Faeser macht gerne vollmundig auf „law and order“. Wenn es zum Schwur kommt, war alles aber nicht so hart gemeint. Siehe ihre Untätigkeit beim Verbot von islamistischen Organisationen, die in Deutschland ein Kalifat samt Scharia errichten wollen.
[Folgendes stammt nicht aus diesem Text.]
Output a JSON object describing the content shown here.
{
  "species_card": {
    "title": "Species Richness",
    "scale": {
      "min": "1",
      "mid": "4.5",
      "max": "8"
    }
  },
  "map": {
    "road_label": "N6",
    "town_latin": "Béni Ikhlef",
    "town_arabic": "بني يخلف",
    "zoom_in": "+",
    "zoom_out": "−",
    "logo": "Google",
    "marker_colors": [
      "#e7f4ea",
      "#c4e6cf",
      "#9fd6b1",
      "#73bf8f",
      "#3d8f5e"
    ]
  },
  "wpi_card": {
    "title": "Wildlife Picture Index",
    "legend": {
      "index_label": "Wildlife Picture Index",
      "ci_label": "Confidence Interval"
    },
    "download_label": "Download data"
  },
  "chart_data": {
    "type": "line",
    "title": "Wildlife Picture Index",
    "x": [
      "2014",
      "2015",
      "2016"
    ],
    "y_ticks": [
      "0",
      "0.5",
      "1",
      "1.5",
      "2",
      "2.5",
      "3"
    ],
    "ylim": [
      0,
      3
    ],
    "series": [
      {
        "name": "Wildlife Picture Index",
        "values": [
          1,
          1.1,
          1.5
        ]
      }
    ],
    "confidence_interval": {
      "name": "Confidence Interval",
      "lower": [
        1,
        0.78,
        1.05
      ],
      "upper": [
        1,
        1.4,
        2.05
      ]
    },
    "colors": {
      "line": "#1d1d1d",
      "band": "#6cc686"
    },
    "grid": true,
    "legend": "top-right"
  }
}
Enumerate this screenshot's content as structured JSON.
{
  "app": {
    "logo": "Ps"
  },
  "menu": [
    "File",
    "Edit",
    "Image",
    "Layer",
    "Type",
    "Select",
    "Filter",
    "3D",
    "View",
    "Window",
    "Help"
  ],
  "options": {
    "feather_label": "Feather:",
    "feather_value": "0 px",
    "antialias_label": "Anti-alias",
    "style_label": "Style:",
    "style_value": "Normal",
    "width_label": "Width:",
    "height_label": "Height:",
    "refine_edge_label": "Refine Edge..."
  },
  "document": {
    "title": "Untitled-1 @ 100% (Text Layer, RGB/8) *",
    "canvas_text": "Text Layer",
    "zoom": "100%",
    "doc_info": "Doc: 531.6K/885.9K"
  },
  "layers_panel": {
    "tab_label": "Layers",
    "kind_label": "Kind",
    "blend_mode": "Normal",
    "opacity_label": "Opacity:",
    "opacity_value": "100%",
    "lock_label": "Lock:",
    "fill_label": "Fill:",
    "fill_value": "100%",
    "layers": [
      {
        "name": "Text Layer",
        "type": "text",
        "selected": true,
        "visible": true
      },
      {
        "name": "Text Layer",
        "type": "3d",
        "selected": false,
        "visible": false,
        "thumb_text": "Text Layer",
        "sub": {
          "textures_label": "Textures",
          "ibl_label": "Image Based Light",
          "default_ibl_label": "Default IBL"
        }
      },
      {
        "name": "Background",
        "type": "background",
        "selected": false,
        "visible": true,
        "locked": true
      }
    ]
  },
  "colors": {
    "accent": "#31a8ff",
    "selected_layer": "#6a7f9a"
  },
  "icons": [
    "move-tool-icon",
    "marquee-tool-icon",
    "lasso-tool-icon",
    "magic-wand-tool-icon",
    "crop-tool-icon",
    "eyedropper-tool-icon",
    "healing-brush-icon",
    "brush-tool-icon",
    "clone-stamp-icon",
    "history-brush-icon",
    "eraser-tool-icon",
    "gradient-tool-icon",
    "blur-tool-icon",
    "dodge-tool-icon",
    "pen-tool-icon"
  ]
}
Wie sie ja überhaupt Linksextremismus und Islamismus gar nicht so sehr auf dem Schirm hat. Der Antisemitismus kommt für sie ohnehin nahezu ausschließlich von rechts, notfalls wird auch der Islamismus für rechts erklärt.

Oder siehe ihr Hinwegsehen über die Zahlen der Landeskriminalämter. Demnach sind Parteimitglieder der Grünen im Jahr 2023 am häufigsten Opfer von Angriffen geworden – insgesamt 1219 Mal. Mit Abstand folgen die AfD (478), SPD (420), FDP (299) CDU und CSU (295) sowie die Linke mit 79 Angriffen. Alles schlimm genug. Aber 478 Angriffe auf AfD-Politiker? Peanuts? Zweierlei Maß! TE hat das aufgegriffen: hier und hier.

Wichtig scheint Faeser aktuell etwas anderes zu sein: Sie will ihr Ministerium samt untergeordneten Behörden aufblähen. Vermutlich, um zum Beispiel noch mehr Verfassungsschützer einzustellen, die „nach dem Phänomenbereich verfassungsschutzrelevante Delegitimierung des Staates“ fahnden. Trotz aller Maßhalteappelle von Finanzminister Lindner (FDP) will sie 8,3 Milliarden Euro mehr als ursprünglich anmelden. Das ist ein Plus von 68 Prozent zu den 12,20 Milliarden, die Lindner für sie geplant hat.